[Webinar] How to Protect Sensitive Data with CSFLE | Register Today

Project Metamorphosis Month 8: Complete Apache Kafka in Confluent Cloud

Écrit par

This is the eighth and final month of Project Metamorphosis: an initiative that brings the best characteristics of modern cloud-native data systems to the Apache Kafka® ecosystem, served from Confluent Cloud. So far, we’ve covered elastic, cost effective, infinite, everywhere, global, secure, and reliable—which describe a set of features that makes event streaming easier to use, deploy, scale, and operate. This month, we’re excited to unveil the final launch for 2020: Complete. Together with our previous announcements, Project Metamorphosis culminates in a complete event streaming platform that enables enterprises to implement mission-critical business use cases from start to finish, and with ease.

From a powerful engine to a complete product

Apache Kafka has become the digital central nervous system for the always-on world, where businesses are increasingly software-defined and automated, and where the user of software is other software. We only need to look back at the past few years to see that major trends like cloud computing, artificial intelligence, ubiquitous mobile devices, and the Internet of Things have caused an explosion of data. Companies have been struggling with keeping pace to collect, process, and act on all this information as quickly as possible—be it to serve their customers faster, to gain an edge on the competition, and so on. The result? Whether you shop online, make payments, order a meal, book a hotel, use electricity, or drive a car, it’s very likely that, in one form or another, it is powered by Kafka.

While the open source Apache Kafka project provides the technical foundation for collecting and processing real-time data streams as they occur, it doesn’t offer a simple solution for implementing business use cases fully end to end and within the context of a company’s existing infrastructure—similar to how even a very powerful engine is not sufficient to build a fully functional car. Instead, enterprises attempt to solve this by spending precious development resources writing custom code or piecemealing tactical toolsets to create some semblance of an event streaming architecture. This results in slowed innovation, delayed projects, and unnecessary complexity across the enterprise. So without a team of Kafka experts, the bar for getting to a central nervous system is too high for many companies. Let’s walk through how this month’s theme, Complete, addresses these concerns.
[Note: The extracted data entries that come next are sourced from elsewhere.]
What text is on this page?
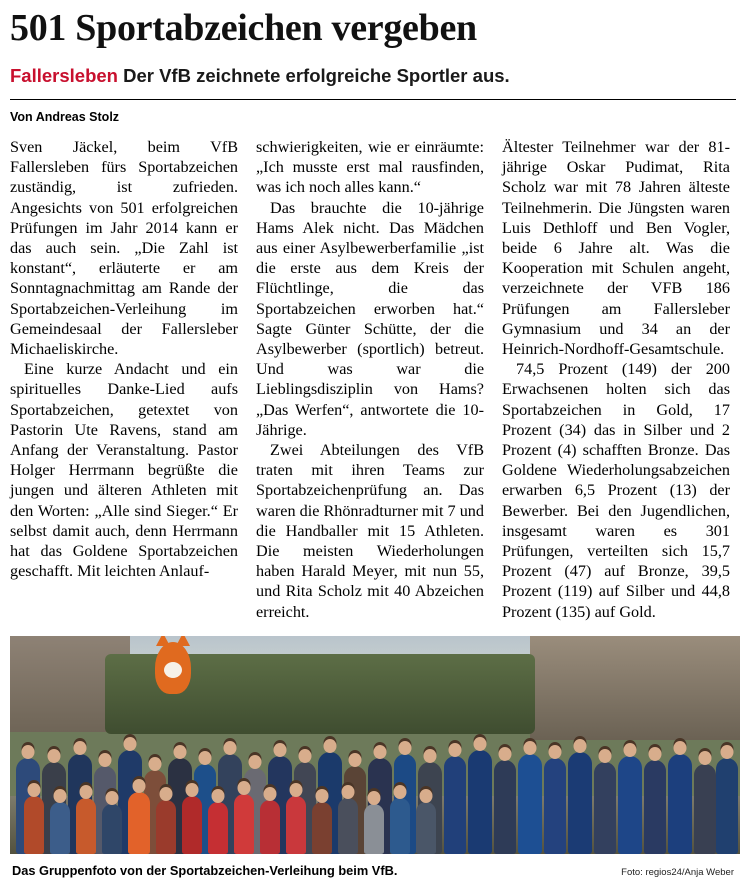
501 Sportabzeichen vergeben
Fallersleben Der VfB zeichnete erfolgreiche Sportler aus.
Von Andreas Stolz

Sven Jäckel, beim VfB Fallersleben fürs Sportabzeichen zuständig, ist zufrieden. Angesichts von 501 erfolgreichen Prüfungen im Jahr 2014 kann er das auch sein. „Die Zahl ist konstant“, erläuterte er am Sonntagnachmittag am Rande der Sportabzeichen-Verleihung im Gemeindesaal der Fallersleber Michaeliskirche.

Eine kurze Andacht und ein spirituelles Danke-Lied aufs Sportabzeichen, getextet von Pastorin Ute Ravens, stand am Anfang der Veranstaltung. Pastor Holger Herrmann begrüßte die jungen und älteren Athleten mit den Worten: „Alle sind Sieger.“ Er selbst damit auch, denn Herrmann hat das Goldene Sportabzeichen geschafft. Mit leichten Anlauf-

schwierigkeiten, wie er einräumte: „Ich musste erst mal rausfinden, was ich noch alles kann.“

Das brauchte die 10-jährige Hams Alek nicht. Das Mädchen aus einer Asylbewerberfamilie „ist die erste aus dem Kreis der Flüchtlinge, die das Sportabzeichen erworben hat.“ Sagte Günter Schütte, der die Asylbewerber (sportlich) betreut. Und was war die Lieblingsdisziplin von Hams? „Das Werfen“, antwortete die 10-Jährige.

Zwei Abteilungen des VfB traten mit ihren Teams zur Sportabzeichenprüfung an. Das waren die Rhönradturner mit 7 und die Handballer mit 15 Athleten. Die meisten Wiederholungen haben Harald Meyer, mit nun 55, und Rita Scholz mit 40 Abzeichen erreicht.

Ältester Teilnehmer war der 81-jährige Oskar Pudimat, Rita Scholz war mit 78 Jahren älteste Teilnehmerin. Die Jüngsten waren Luis Dethloff und Ben Vogler, beide 6 Jahre alt. Was die Kooperation mit Schulen angeht, verzeichnete der VFB 186 Prüfungen am Fallersleber Gymnasium und 34 an der Heinrich-Nordhoff-Gesamtschule.

74,5 Prozent (149) der 200 Erwachsenen holten sich das Sportabzeichen in Gold, 17 Prozent (34) das in Silber und 2 Prozent (4) schafften Bronze. Das Goldene Wiederholungsabzeichen erwarben 6,5 Prozent (13) der Bewerber. Bei den Jugendlichen, insgesamt waren es 301 Prüfungen, verteilten sich 15,7 Prozent (47) auf Bronze, 39,5 Prozent (119) auf Silber und 44,8 Prozent (135) auf Gold.

Das Gruppenfoto von der Sportabzeichen-Verleihung beim VfB.	Foto: regios24/Anja Weber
Complete means your entire business is interconnected

Imagine a newly built interstate highway. What’s the first thing you need to drive it? On-ramps and off-ramps! Otherwise, the highway is of limited use. If Kafka is the data highway, then you need the building blocks to connect existing systems to Kafka, so that relevant data from any single part of the business is available elsewhere in the organization in real time, too. This is crucial in a world driven by software and data. Without such functionality, you’d be left in a precarious situation where your left hand does not know what the right hand is doing. In retail, for example, this could mean a customer moved to a new address, but our fulfillment center still ships orders to the old address. Or, an online customer purchased the last available evening dress, even though this dress was already sold in the physical store a few minutes earlier.

To quickly integrate your entire IT ecosystem in order to avoid situations like these, you can leverage Confluent Hub. Confluent Hub provides a single marketplace with 120+ pre-built connectors for Kafka—effectively “real-timing” your existing databases and systems through streams of data. Example connectors that Confluent supports together with its partners include Amazon S3, MongoDB, Elasticsearch, MQTT, Salesforce, and Azure Data Lake. Here is one example of how easy it is to deploy these connectors using the Confluent CLI:

$ confluent-hub install mongodb/kafka-connect-mongodb:1.3.0

Many of these connectors are also available as fully managed services in Confluent Cloud, with usage-based billing and marketplace integrations on AWS, Azure, and Google Cloud. All operational aspects are taken care of by Confluent, as shown in the demo below:

Below are some of the recently released connectors that are now generally available:

On top of that, Cluster Linking lets you build truly global architectures, where data streams are flowing in real time between datacenters in different regions of the world, between on premises and the cloud (i.e., hybrid cloud setups), or between different clouds for multi-cloud setups. In summary, this comprehensive connectivity jumpstarts you on your event streaming journey.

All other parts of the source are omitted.